Controversial propaganda strikes concern
With the recent email blast by the Loudoun County Republican Committee on Halloween featuring a zombie President Barack Obama with a bullet hole in his head, concerns have been raised over two other campaign images circulating among voters.
Loudoun County Supervisor Eugene Delgaudio (R-Sterling) recently sent out a Public Advocate fundraising letter, the organization of which Delgaudio is president. The picture features what appears to be a rainbow blood stained spatter in a doorway complete with a rainbow colored hand print on the door. The image, which is said to be doctored by Delgaudio to target the gay, lesbian, bisexual, transgender community, is believed to come from a blood stained door photo.
“Looks like paint to me,” Delgaudio said. “They’re saying it looks like blood but I don’t know what they’re talking about. We take out Google ads and I swear that looks like paint.”
Delgaudio said the image was originally rainbow colored and Equality Loudoun, a pro-gay, lesbian, bisexual, transgender group doctored it to look like blood in another image. He said there is no image with blood that came from his organization.
“It’s a clear indication that they are creeping through the door. If they want to convey it that way that’s their business,” Delgaudio said. When asked who “they” are, he said, “the rainbow flag is them … the gay lobby.”
Delgaudio said he’s attacking conservatives that he feels have attacked him and his beliefs and said that the homosexuals are “flooding in.”
“This homosexual lobby has been Photoshopping me and everything I’m associated with for my entire time being in public office,” Delgaudio said. “So this is really rich that they would be accusing me of Photoshopping something that I didn’t Photoshop. They forgot that they Photoshopped this. They’re deceiving themselves that I said something without calling me.”
The President of Equality Loudoun, David Weintraub said the original picture of the blood stained door can be found on Google images and no lobby group had doctored the image from rainbow to blood.
“All you have to do is a Google image search with the key words ‘blood door’ and a whole page of them comes up. That’s just the reality. It’s interesting that he’d say that,” Weintraub said. “No one else is sending out images of bloody, gory crime scenes that are rainbow colored so I don’t see how we’re singling him out for doing that, because he’s the only one who’s done it.”
Weintraub says that he reports on what is sent out by Delgaudio and the impact he thinks it has on people.
“I tried to be concise and explain why I think a moral line should be drawn with this specific behavior when he’s calling other people basically not human by referring to them as “it,’” Weintraub said. “When you express something like that about a hypothetical person as the member of an identified group, it’s directed at the real members of that group, real people.”

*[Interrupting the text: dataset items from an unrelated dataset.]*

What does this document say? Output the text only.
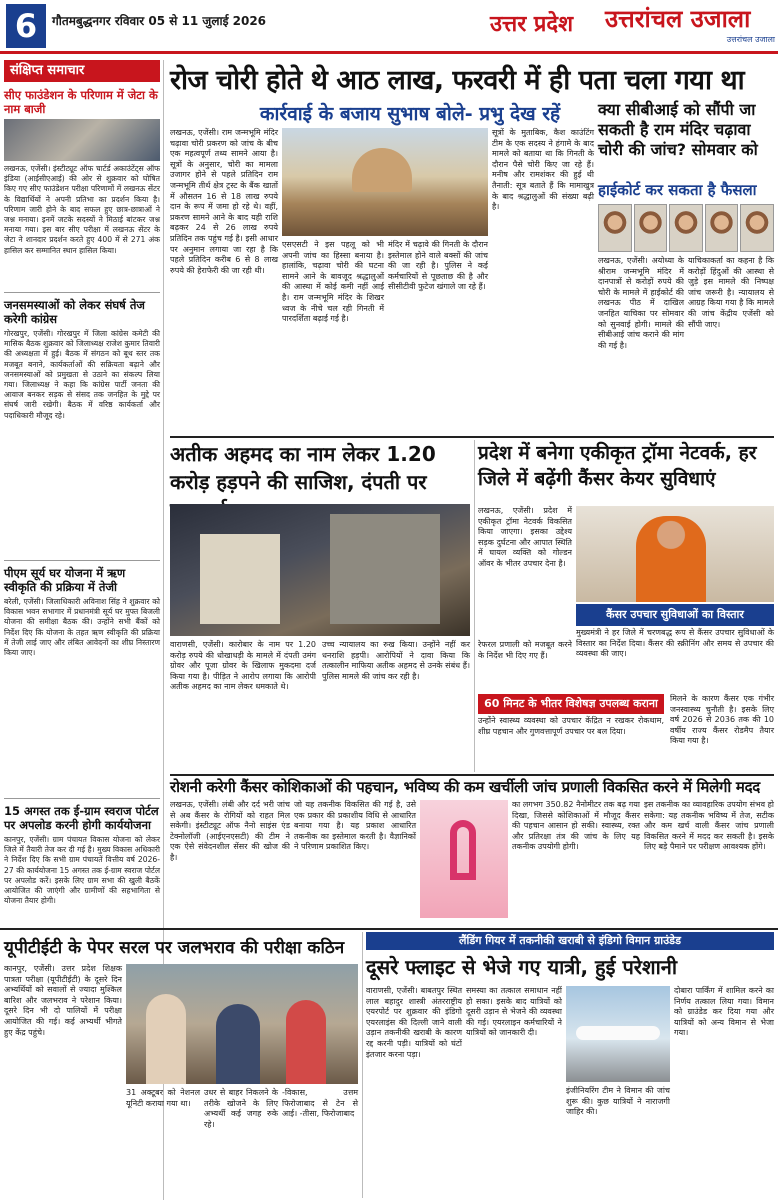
6	गौतमबुद्धनगर रविवार 05 से 11 जुलाई 2026	उत्तर प्रदेश	उत्तरांचल उजाला
उत्तरांचल उजाला
संक्षिप्त समाचार
सीए फाउंडेशन के परिणाम में जेटा के नाम बाजी

लखनऊ, एजेंसी। इंस्टीट्यूट ऑफ चार्टर्ड अकाउंटेंट्स ऑफ इंडिया (आईसीएआई) की ओर से शुक्रवार को घोषित किए गए सीए फाउंडेशन परीक्षा परिणामों में लखनऊ सेंटर के विद्यार्थियों ने अपनी प्रतिभा का प्रदर्शन किया है। परिणाम जारी होने के बाद सफल हुए छात्र-छात्राओं ने जश्न मनाया। इनमें जटके सदस्यों ने मिठाई बांटकर जश्न मनाया गया। इस बार सीए परीक्षा में लखनऊ सेंटर के जेटा ने शानदार प्रदर्शन करते हुए 400 में से 271 अंक हासिल कर सम्मानित स्थान हासिल किया।

जनसमस्याओं को लेकर संघर्ष तेज करेगी कांग्रेस

गोरखपुर, एजेंसी। गोरखपुर में जिला कांग्रेस कमेटी की मासिक बैठक शुक्रवार को जिलाध्यक्ष राजेश कुमार तिवारी की अध्यक्षता में हुई। बैठक में संगठन को बूथ स्तर तक मजबूत बनाने, कार्यकर्ताओं की सक्रियता बढ़ाने और जनसमस्याओं को प्रमुखता से उठाने का संकल्प लिया गया। जिलाध्यक्ष ने कहा कि कांग्रेस पार्टी जनता की आवाज बनकर सड़क से संसद तक जनहित के मुद्दे पर संघर्ष जारी रखेगी। बैठक में वरिष्ठ कार्यकर्ता और पदाधिकारी मौजूद रहे।

पीएम सूर्य घर योजना में ऋण स्वीकृति की प्रक्रिया में तेजी

बरेली, एजेंसी। जिलाधिकारी अविनाश सिंह ने शुक्रवार को विकास भवन सभागार में प्रधानमंत्री सूर्य घर मुफ्त बिजली योजना की समीक्षा बैठक की। उन्होंने सभी बैंकों को निर्देश दिए कि योजना के तहत ऋण स्वीकृति की प्रक्रिया में तेजी लाई जाए और लंबित आवेदनों का शीघ्र निस्तारण किया जाए।

15 अगस्त तक ई-ग्राम स्वराज पोर्टल पर अपलोड करनी होगी कार्ययोजना

कानपुर, एजेंसी। ग्राम पंचायत विकास योजना को लेकर जिले में तैयारी तेज कर दी गई है। मुख्य विकास अधिकारी ने निर्देश दिए कि सभी ग्राम पंचायतें वित्तीय वर्ष 2026-27 की कार्ययोजना 15 अगस्त तक ई-ग्राम स्वराज पोर्टल पर अपलोड करें। इसके लिए ग्राम सभा की खुली बैठकें आयोजित की जाएंगी और ग्रामीणों की सहभागिता से योजना तैयार होगी।

रोज चोरी होते थे आठ लाख, फरवरी में ही पता चला गया था
कार्रवाई के बजाय सुभाष बोले- प्रभु देख रहें
लखनऊ, एजेंसी। राम जन्मभूमि मंदिर चढ़ावा चोरी प्रकरण को जांच के बीच एक महत्वपूर्ण तथ्य सामने आया है। सूत्रों के अनुसार, चोरी का मामला उजागर होने से पहले प्रतिदिन राम जन्मभूमि तीर्थ क्षेत्र ट्रस्ट के बैंक खातों में औसतन 16 से 18 लाख रुपये दान के रूप में जमा हो रहे थे। वहीं, प्रकरण सामने आने के बाद यही राशि बढ़कर 24 से 26 लाख रुपये प्रतिदिन तक पहुंच गई है। इसी आधार पर अनुमान लगाया जा रहा है कि पहले प्रतिदिन करीब 6 से 8 लाख रुपये की हेराफेरी की जा रही थी।
एसएसटी ने इस पहलू को भी अपनी जांच का हिस्सा बनाया है। हालांकि, चढ़ावा चोरी की घटना सामने आने के बावजूद श्रद्धालुओं की आस्था में कोई कमी नहीं आई है। राम जन्मभूमि मंदिर के शिखर ध्वज के नीचे चल रही गिनती में पारदर्शिता बढ़ाई गई है।
मंदिर में चढ़ावे की गिनती के दौरान इस्तेमाल होने वाले बक्सों की जांच की जा रही है। पुलिस ने कई कर्मचारियों से पूछताछ की है और सीसीटीवी फुटेज खंगाले जा रहे हैं।
सूत्रों के मुताबिक, कैश काउंटिंग टीम के एक सदस्य ने हंगामे के बाद मामले को बताया था कि गिनती के दौरान पैसे चोरी किए जा रहे हैं। मनीष और रामशंकर की हुई थी तैनाती: सूत्र बताते हैं कि मामाखुत्र के बाद श्रद्धालुओं की संख्या बढ़ी है।
क्या सीबीआई को सौंपी जा सकती है राम मंदिर चढ़ावा चोरी की जांच? सोमवार को
हाईकोर्ट कर सकता है फैसला
लखनऊ, एजेंसी। अयोध्या के श्रीराम जन्मभूमि मंदिर में दानपात्रों से करोड़ों रुपये की चोरी के मामले में हाईकोर्ट की लखनऊ पीठ में दाखिल जनहित याचिका पर सोमवार को सुनवाई होगी। मामले की सीबीआई जांच कराने की मांग की गई है।
याचिकाकर्ता का कहना है कि करोड़ों हिंदुओं की आस्था से जुड़े इस मामले की निष्पक्ष जांच जरूरी है। न्यायालय से आग्रह किया गया है कि मामले की जांच केंद्रीय एजेंसी को सौंपी जाए।
अतीक अहमद का नाम लेकर 1.20 करोड़ हड़पने की साजिश, दंपती पर
वाराणसी, एजेंसी। कारोबार के नाम पर 1.20 करोड़ रुपये की धोखाधड़ी के मामले में दंपती उमंग ग्रोवर और पूजा ग्रोवर के खिलाफ मुकदमा दर्ज किया गया है। पीड़ित ने आरोप लगाया कि आरोपी अतीक अहमद का नाम लेकर धमकाते थे।
उच्च न्यायालय का रुख किया। उन्होंने नहीं कर धनराशि हड़पी। आरोपियों ने दावा किया कि तत्कालीन माफिया अतीक अहमद से उनके संबंध हैं। पुलिस मामले की जांच कर रही है।
प्रदेश में बनेगा एकीकृत ट्रॉमा नेटवर्क, हर जिले में बढ़ेंगी कैंसर केयर सुविधाएं
लखनऊ, एजेंसी। प्रदेश में एकीकृत ट्रॉमा नेटवर्क विकसित किया जाएगा। इसका उद्देश्य सड़क दुर्घटना और आपात स्थिति में घायल व्यक्ति को गोल्डन ऑवर के भीतर उपचार देना है।
कैंसर उपचार सुविधाओं का विस्तार
मुख्यमंत्री ने हर जिले में चरणबद्ध रूप से कैंसर उपचार सुविधाओं के विस्तार का निर्देश दिया। कैंसर की स्क्रीनिंग और समय से उपचार की व्यवस्था की जाए।
रेफरल प्रणाली को मजबूत करने के निर्देश भी दिए गए हैं।
60 मिनट के भीतर विशेषज्ञ उपलब्ध कराना
उन्होंने स्वास्थ्य व्यवस्था को उपचार केंद्रित न रखकर रोकथाम, शीघ्र पहचान और गुणवत्तापूर्ण उपचार पर बल दिया।
मिलने के कारण कैंसर एक गंभीर जनस्वास्थ्य चुनौती है। इसके लिए वर्ष 2026 से 2036 तक की 10 वर्षीय राज्य कैंसर रोडमैप तैयार किया गया है।
रोशनी करेगी कैंसर कोशिकाओं की पहचान, भविष्य की कम खर्चीली जांच प्रणाली विकसित करने में मिलेगी मदद
लखनऊ, एजेंसी। लंबी और दर्द भरी जांच से अब कैंसर के रोगियों को राहत मिल सकेगी। इंस्टीट्यूट ऑफ नैनो साइंस एंड टेक्नोलॉजी (आईएनएसटी) की टीम ने एक ऐसे संवेदनशील सेंसर की खोज की है।
जो यह तकनीक विकसित की गई है, उसे एक प्रकार की प्रकाशीय विधि से आधारित बनाया गया है। यह प्रकाश आधारित तकनीक का इस्तेमाल करती है। वैज्ञानिकों ने परिणाम प्रकाशित किए।
का लगभग 350.82 नैनोमीटर तक बढ़ गया दिखा, जिससे कोशिकाओं में मौजूद कैंसर की पहचान आसान हो सकी। स्वास्थ्य, रक्त और प्रतिरक्षा तंत्र की जांच के लिए यह तकनीक उपयोगी होगी।
इस तकनीक का व्यावहारिक उपयोग संभव हो सकेगा: यह तकनीक भविष्य में तेज, सटीक और कम खर्च वाली कैंसर जांच प्रणाली विकसित करने में मदद कर सकती है। इसके लिए बड़े पैमाने पर परीक्षण आवश्यक होंगे।
यूपीटीईटी के पेपर सरल पर जलभराव की परीक्षा कठिन
कानपुर, एजेंसी। उत्तर प्रदेश शिक्षक पात्रता परीक्षा (यूपीटीईटी) के दूसरे दिन अभ्यर्थियों को सवालों से ज्यादा मुश्किल बारिश और जलभराव ने परेशान किया। दूसरे दिन भी दो पालियों में परीक्षा आयोजित की गई। कई अभ्यर्थी भीगते हुए केंद्र पहुंचे।
31 अक्टूबर को नेशनल यूनिटी कराया गया था।
उधर से बाहर निकलने के तरीके खोजने के लिए अभ्यर्थी कई जगह रुके रहे।
-विकास, उत्तम फिरोजाबाद से टेन से आई। -तीसा, फिरोजाबाद
लैंडिंग गियर में तकनीकी खराबी से इंडिगो विमान ग्राउंडेड
दूसरे फ्लाइट से भेजे गए यात्री, हुई परेशानी
वाराणसी, एजेंसी। बाबतपुर स्थित लाल बहादुर शास्त्री अंतरराष्ट्रीय एयरपोर्ट पर शुक्रवार की इंडिगो एयरलाइंस की दिल्ली जाने वाली उड़ान तकनीकी खराबी के कारण रद्द करनी पड़ी। यात्रियों को घंटों इंतजार करना पड़ा।
समस्या का तत्काल समाधान नहीं हो सका। इसके बाद यात्रियों को दूसरी उड़ान से भेजने की व्यवस्था की गई। एयरलाइन कर्मचारियों ने यात्रियों को जानकारी दी।
इंजीनियरिंग टीम ने विमान की जांच शुरू की। कुछ यात्रियों ने नाराजगी जाहिर की।
दोबारा पार्किंग में शामिल करने का निर्णय तत्काल लिया गया। विमान को ग्राउंडेड कर दिया गया और यात्रियों को अन्य विमान से भेजा गया।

Another candidate being criticized is Democrat Shawn Mitchell who is running in the state Senate 13th District against Republican Dick Black. NARAL a pro-choice group that has endorsed Mitchell sent out a controversial letter to voters that shows a woman in a compromising position.
The image on the front of the letter shows a woman in stirrups at a gynecologist appointment with the text: “This is bad enough without extremist Dick Black involved.” And below that it reads: “Stop Dick Black. Vote for Shawn Mitchell on November 8th.”
Dominic Gabello, campaign manager for Mitchell said that his campaign didn’t have anything to do with the propaganda.
“I don’t know their reasoning behind their imagery but Dick Black is very extreme on choice. He opposes a woman’s right to abortion in all instances. He sent plastic fetuses to the General Assembly in 2003 to highlight his extremism,” Gabello said. “He’s just too extreme for Loudoun and Prince William families and people to remember this when they’re going to the polls.”
Gabello said the imagery was provocative and it’s NARAL’s decision of what they choose to send out to voters, not Mitchell’s, but agrees that the message of Black’s extremism is what should be conveyed.
“I have to say I’ve worked on about 40 campaigns and that’s probably the most over the top piece I have ever seen, from either side in all of those times. It makes a man feel kind of quesy I can imagine a woman’s feeling in looking at that,” Black said. “I think people have a clear choice - if there’s a single issue they know that they’ve got a pro-life candidate and pro-abortion candidate.”
“Personally, we have remained very focused on jobs and the economy. My opponent has focused almost entirely on social issues,” Black added.